Wie durch ein kleines Wunder fand diese Wohnung nun eine
designverständige Nachnutzerin, die diesen Schatz erkannte
und – alles beim Alten beließ.

Text: Verena Konrad | Fotos: Petra Rainer

Manchmal liegt das Gute so nah. Man muss nicht auf die amerikanische Halbinsel Cape Cod reisen, um Mid-century-Architektur unverändert und stilecht erleben zu können. Ein Stadthaus in Bregenz beherbergt einen seltenen Schatz, der von Karin Guldenschuh gefunden und als solcher erkannt und sorgsam neu aufbereitet wurde. Nicht viele neue Wohnungsbesitzer(innen) hätten so agiert. Meist widerspricht die vorhandene Einrichtung den Wünschen der neuen Nutzer(innen). Dabei boomt der „Mid-century modern“ in der Innenarchitektur seit einigen Jahren wieder, vor allem aber bezogen auf einzelne Einrichtungselemente und Möbel. Diese Wohnung jedoch exerziert den Stil bis ins letzte Detail.

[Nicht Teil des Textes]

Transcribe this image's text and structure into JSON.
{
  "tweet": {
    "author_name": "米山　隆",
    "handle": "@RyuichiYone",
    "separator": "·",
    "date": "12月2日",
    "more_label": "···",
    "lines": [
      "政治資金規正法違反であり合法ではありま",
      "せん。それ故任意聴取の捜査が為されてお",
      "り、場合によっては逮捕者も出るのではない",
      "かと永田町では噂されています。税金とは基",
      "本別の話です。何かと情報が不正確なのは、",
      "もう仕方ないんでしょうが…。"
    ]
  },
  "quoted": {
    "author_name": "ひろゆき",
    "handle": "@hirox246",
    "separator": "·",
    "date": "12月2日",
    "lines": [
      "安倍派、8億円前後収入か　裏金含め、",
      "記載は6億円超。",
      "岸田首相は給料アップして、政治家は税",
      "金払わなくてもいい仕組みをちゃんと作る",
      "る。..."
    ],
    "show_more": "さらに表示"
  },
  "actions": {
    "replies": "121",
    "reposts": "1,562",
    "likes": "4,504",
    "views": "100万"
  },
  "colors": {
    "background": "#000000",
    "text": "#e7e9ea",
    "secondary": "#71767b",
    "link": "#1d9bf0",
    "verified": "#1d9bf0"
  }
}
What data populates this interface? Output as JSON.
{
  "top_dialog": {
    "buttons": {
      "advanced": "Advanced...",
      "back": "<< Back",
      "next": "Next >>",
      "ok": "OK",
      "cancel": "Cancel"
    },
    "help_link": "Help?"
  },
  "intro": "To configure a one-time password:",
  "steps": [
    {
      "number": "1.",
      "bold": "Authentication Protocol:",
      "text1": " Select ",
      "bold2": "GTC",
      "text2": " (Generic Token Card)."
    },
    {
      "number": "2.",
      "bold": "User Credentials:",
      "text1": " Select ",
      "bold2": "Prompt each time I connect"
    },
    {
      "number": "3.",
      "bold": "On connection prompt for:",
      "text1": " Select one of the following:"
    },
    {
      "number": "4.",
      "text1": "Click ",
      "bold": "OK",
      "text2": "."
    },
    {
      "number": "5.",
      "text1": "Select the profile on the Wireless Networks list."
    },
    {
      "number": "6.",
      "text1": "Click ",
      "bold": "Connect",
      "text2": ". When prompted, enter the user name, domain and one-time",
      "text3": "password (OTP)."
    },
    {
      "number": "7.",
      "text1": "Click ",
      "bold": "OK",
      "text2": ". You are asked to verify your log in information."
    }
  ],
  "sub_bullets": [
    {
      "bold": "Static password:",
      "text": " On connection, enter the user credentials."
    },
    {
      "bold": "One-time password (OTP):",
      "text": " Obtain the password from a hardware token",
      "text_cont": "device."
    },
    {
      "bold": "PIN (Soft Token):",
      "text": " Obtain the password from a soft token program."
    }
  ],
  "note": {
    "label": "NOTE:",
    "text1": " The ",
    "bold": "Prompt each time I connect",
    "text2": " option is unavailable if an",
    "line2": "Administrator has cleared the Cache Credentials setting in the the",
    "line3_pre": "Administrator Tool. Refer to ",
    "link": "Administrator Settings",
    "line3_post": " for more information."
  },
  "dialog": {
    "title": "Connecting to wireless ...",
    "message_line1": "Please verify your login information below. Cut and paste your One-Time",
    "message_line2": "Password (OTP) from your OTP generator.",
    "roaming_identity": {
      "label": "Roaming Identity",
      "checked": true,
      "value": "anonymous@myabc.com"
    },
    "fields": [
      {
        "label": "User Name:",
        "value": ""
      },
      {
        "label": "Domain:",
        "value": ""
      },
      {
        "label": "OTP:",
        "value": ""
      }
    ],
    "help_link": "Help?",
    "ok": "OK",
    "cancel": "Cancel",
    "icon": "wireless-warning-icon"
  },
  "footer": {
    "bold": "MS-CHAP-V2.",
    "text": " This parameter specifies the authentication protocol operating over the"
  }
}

Die amerikanische Journalistin Cara Greenberg hat „Mid-century modern“ 1983 einen Namen gegeben. Sie beschreibt in einem gleichnamigen Buch eine vor allem auf Möbel konzentrierte Designbewegung in den USA der 1950er-Jahre, die von dort aus schnell Verbreitung fand. Etwas verallgemeinernd könnte man sagen, dass sie an die modernen Strömungen des schweizerisch-französischen Architekten Le Corbusier oder an die Moderne der Kunsthochschule „Bauhaus“ anknüpfte. Viele ihrer bekannten Vertreterinnen und Vertreter waren im Zweiten Weltkrieg in die USA geflohen.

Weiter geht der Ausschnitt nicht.